In 2015, Maberly wrote, directed, and produced a short film, Charlie's Supersonic Glider, which opened the Hollywood Film Festival. With producing partner Doug Liman, Maberly is writing, producing, and directing The Forest of Hands and Teeth, adapted from the best-selling Young Adult series by Carrie Ryan.

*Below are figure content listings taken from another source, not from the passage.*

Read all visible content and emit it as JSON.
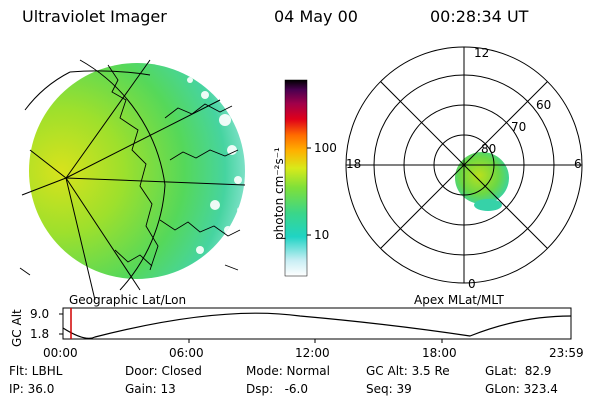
{
  "header": {
    "instrument": "Ultraviolet Imager",
    "date": "04 May 00",
    "time": "00:28:34 UT"
  },
  "colorbar": {
    "unit_label": "photon cm⁻²s⁻¹",
    "ticks": [
      "100",
      "10"
    ]
  },
  "polar_plot": {
    "mlt_labels": [
      "12",
      "18",
      "6",
      "0"
    ],
    "mlat_labels": [
      "60",
      "70",
      "80"
    ]
  },
  "left_panel_label": "Geographic Lat/Lon",
  "right_panel_label": "Apex MLat/MLT",
  "orbit_plot": {
    "ylabel": "GC Alt",
    "y_ticks": [
      "9.0",
      "1.8"
    ],
    "x_ticks": [
      "00:00",
      "06:00",
      "12:00",
      "18:00",
      "23:59"
    ]
  },
  "info_rows": [
    [
      "Flt: LBHL",
      "Door: Closed",
      "Mode: Normal",
      "GC Alt: 3.5 Re",
      "GLat:  82.9"
    ],
    [
      "IP: 36.0",
      "Gain: 13",
      "Dsp:   -6.0",
      "Seq: 39",
      "GLon: 323.4"
    ]
  ]
}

Maberly was named one of Varietys "10 Brits to Watch in 2017".

==Filmography==
===Film===

| Year | Title | Role | Notes |
| 1993 | The Secret Garden | Mary Lennox | Also performed "Mistress Mary Quite Contrary" |
| 1995 | Friendship's Field | Ira |  |
| 1998 | Mysteries of Egypt | Granddaughter | Short film |
| 1999 | Gooseberries Don't Dance |  | Short film |
| 2002 | Deserter | Jennifer |  |
| 2004 | The Audition | Lucy Carrington | Short film; also played the cello |
| Finding Neverland | Wendy Darling |  |
| 2006 | Like Minds / Murderous Intent | Susan Mueller |  |
| 2007 | Popcorn | Annie |  |
| 2008 | Boogeyman 3 | Jennifer |  |
| 2011 | In the Eyes | Jessica | Short film |
| 2012 | Rites of Passage | Dani |  |
| The Ghastly Love of Johnny X | Dandi Conners | Also performed "Here We Go!" |
| 2013 | Standing Up | Margo Cutter |  |
| 2015 | Charlie's Supersonic Glider |  | Short film; director, writer, and producer only |
| 2023 | 1066 | Eadgyth Godwinson |  |

===Television===

| Year | Title | Role | Notes |
| 1991 | Screen One | Christine | "Ex" |
| 1992 | Anglo Saxon Attitudes | Young Kay | TV miniseries |
| 1995 | The Langoliers | Dinah Bellman | TV miniseries |
| 1996 | Gulliver's Travels | Glumdalclitch | TV miniseries |
| 1997 | Gobble | Pippa Worsfold | TV film |
| Screen Two | Vanessa | "Mothertime" |
| 2000 | The Last of the Blonde Bombshells | Young Madeleine | TV film |
| 2001 | Victoria & Albert | Princess Alice | TV film |
| Midsomer Murders | Holly Reid | "Dark Autumn" |
| 2002 | A Touch of Frost | Melanie Monkton | "Mistaken Identity: Parts 1 & 2" |
| Daniel Deronda | Kate Meyrick | TV miniseries |
| 2010 | The Booth at the End | Jenny | Recurring role |

===Theatre===
- A reading of Christopher Hampton's Total Eclipse (directed by Daniel Evans) at the Royal Court Theatre (2006)
- Juliet in William Shakespeare's Romeo and Juliet (directed by Richard Twyman) with Midas Touch Theatre Company

==Discography==

===Collaborations===

| Year | Information | Tracks contributed | Artist(s) |
|---|---|---|---|
| 1993 | The Secret Garden Artist: Various; | Mistress Mary Lennox (unlisted) | Andrew Knott |
| 2012 | The Ghastly Love of Johnny X Artist: Various; Released: 20 November; | 21. "Here We Go" | Will Keenan, De Anna Joy Brooks, Reggie Bannister, Heather R. Provost (as Heather Provost), Les Williams, Sara Grigsby, Rebecca Burchett, Morris Everett, David Slaughter |

===Radio===
- The Shoemaker's Daughter
- The Dora Bella Variation
- Little Women
- Walls of Silence
- National Velvet
- A Certain Smile
- My Wounded Heart
- Peter Pan in Scarlet
- The Browning Version

==Other==
- Catherine, Called Birdy (audiobook narrator)
- Braniff International Airways promotion for "The Braniff Pages" – braniffpages.com (commercial voiceover)
- A voiceover for horse documentary The Origins of the Arabian
- Ordynek, Bringing The Pride of Poland to Texas (commercial voiceover, 2000)

==Publications==
- Article Factory Magazine (USA) April 2007, Iss. Spring, pg. 54–62, "British Young Guns"
- Pictorial Factory Magazine (USA) April 2007, Iss. Spring, pg. 54–64, "British Young Guns"
- Variety (USA) February 2017, Iss. Winter "10 Brits to Watch in 2017"

==Awards==
Maberly has won two professional awards:
- Audie Award for Catherine, Called Birdy
- Special Award from London Film Critics Circle for The Secret Garden.